Before initiating naltrexone for self-harm, verify:

• Complete opioid abstinence for at least 7-10 days to avoid precipitating withdrawal 4, 5
• Baseline liver function tests, as naltrexone carries hepatotoxicity risk 4
• Screen for depression, anxiety, and suicidal ideation, as naltrexone may worsen depression 4
• Confirm patient is not pregnant (naltrexone is contraindicated in pregnancy) 4
• Assess renal function; reduce dose by 50% if moderate-to-severe renal impairment present 4

Dosing Protocol for Self-Harm

Start with 25 mg daily, increasing to 50 mg daily if tolerated after 1 week 1, 2. This represents low-dose naltrexone (LDN) compared to the standard 50-100 mg used for opioid dependence 4, 2.

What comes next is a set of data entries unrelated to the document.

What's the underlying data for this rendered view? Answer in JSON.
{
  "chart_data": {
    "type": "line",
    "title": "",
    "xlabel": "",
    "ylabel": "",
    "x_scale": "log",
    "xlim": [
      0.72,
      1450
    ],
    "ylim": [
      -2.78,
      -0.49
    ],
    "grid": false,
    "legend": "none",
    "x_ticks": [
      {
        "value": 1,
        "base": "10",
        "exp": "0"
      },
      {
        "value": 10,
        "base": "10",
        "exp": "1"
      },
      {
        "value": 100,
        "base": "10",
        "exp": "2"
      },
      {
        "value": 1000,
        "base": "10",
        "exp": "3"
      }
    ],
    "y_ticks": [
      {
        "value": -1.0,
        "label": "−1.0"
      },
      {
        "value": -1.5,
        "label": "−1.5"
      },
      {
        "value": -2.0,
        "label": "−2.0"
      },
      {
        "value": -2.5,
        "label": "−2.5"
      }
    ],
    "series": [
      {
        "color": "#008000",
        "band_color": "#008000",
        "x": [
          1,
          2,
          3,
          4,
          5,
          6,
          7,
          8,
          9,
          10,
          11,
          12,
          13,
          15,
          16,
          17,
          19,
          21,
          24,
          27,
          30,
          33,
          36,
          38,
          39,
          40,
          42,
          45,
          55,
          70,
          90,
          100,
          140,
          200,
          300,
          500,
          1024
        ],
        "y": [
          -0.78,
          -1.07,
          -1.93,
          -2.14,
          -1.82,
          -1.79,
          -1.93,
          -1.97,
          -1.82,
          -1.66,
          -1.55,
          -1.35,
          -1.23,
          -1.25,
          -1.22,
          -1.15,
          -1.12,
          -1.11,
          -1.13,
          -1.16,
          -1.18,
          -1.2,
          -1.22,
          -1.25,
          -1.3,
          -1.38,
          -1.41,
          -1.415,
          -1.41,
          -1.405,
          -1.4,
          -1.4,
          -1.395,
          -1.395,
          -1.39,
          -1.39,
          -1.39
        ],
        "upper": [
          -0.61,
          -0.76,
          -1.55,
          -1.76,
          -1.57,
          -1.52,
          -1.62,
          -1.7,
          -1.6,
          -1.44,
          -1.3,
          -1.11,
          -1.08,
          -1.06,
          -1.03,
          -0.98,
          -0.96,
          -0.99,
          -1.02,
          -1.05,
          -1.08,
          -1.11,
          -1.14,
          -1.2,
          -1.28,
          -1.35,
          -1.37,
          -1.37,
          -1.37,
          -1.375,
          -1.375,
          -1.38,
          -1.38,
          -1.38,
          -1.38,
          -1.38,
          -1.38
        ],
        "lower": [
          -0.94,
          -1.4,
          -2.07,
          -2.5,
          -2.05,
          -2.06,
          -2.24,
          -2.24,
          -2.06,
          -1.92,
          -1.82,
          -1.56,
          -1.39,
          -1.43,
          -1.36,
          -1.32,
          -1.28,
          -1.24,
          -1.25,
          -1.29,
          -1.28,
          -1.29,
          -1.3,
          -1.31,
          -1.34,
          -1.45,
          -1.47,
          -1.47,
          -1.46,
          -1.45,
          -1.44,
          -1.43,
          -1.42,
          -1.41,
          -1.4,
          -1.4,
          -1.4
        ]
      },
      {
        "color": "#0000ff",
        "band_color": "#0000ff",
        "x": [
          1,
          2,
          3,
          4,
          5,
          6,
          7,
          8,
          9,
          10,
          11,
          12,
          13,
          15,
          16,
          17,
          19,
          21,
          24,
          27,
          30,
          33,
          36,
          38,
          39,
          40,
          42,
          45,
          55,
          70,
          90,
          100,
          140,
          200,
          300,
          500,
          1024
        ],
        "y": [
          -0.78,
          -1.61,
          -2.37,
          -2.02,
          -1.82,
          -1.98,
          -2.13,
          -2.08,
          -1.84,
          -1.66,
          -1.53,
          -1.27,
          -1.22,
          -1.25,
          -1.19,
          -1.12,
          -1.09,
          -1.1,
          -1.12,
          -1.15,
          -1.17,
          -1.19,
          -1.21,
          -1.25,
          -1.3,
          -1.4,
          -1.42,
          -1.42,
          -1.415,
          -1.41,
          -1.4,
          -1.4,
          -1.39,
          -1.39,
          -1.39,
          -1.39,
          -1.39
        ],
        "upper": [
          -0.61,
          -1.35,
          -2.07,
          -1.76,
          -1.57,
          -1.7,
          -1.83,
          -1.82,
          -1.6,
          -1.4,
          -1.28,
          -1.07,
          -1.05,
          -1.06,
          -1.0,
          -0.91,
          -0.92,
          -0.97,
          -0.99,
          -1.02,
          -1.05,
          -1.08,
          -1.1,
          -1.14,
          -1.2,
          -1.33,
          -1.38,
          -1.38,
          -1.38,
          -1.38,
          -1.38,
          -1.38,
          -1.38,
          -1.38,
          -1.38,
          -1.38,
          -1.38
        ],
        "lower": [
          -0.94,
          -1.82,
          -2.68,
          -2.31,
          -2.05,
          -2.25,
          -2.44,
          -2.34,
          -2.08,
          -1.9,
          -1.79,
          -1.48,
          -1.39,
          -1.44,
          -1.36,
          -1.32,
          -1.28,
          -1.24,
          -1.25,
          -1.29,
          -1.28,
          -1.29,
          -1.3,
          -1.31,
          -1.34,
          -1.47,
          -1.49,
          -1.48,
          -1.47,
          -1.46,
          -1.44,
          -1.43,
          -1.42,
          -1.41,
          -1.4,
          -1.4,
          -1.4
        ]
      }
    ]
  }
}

• Monitor liver function tests at baseline and every 3-6 months 4
• Assess efficacy after 8-12 weeks of treatment 1
• Naltrexone must be combined with intensive psychotherapy and behavioral interventions—medication alone is insufficient 5, 6

Monitoring Parameters

• Frequency and severity of self-harm episodes (weekly assessment) 1
• Depressive symptoms and suicidal ideation (particularly in patients under 24 years) 4
• Liver enzymes every 3-6 months 4
• Treatment adherence and motivation level 5, 6

When to Discontinue

Stop naltrexone if:

• No reduction in self-harm frequency after 12 weeks at therapeutic dose 1, 2
• Emergence of significant depression or suicidal ideation 4
• Liver function tests show elevation >3x upper limit of normal 4
• Patient requires opioid analgesia for pain management 4

Critical Safety Warnings

• Patients who discontinue naltrexone have markedly decreased opioid tolerance and face increased risk of overdose death if they use opioids 4
• Naltrexone blocks pain relief from opioid medications, creating a management challenge if acute pain or surgery occurs 4
• For elective procedures requiring opioids, hold oral naltrexone 2-3 days prior 4
• Educate patients about the increased sensitivity to opioids after naltrexone discontinuation 4

Common Pitfalls to Avoid

• Do not use naltrexone as monotherapy—it only works when combined with comprehensive psychotherapy and behavioral interventions 5, 6, 1
• Do not initiate without confirming complete opioid abstinence, as this will precipitate severe withdrawal 4, 5
• Do not expect rapid results—therapeutic effects may take 8-12 weeks to manifest 1
• Do not ignore the limited evidence base—this is an off-label use with minimal high-quality data 2

Alternative Considerations

Given the weak evidence for naltrexone in self-harm, prioritize evidence-based treatments first:

• Dialectical behavior therapy (DBT) remains the gold standard for borderline personality disorder with self-harm 1
• SSRIs for comorbid depression and anxiety 1
• Mood stabilizers (valproate, lithium) for affective instability 1
• Antipsychotics for severe emotional dysregulation 1

Naltrexone should be reserved for treatment-refractory cases where standard interventions have failed 1, 2.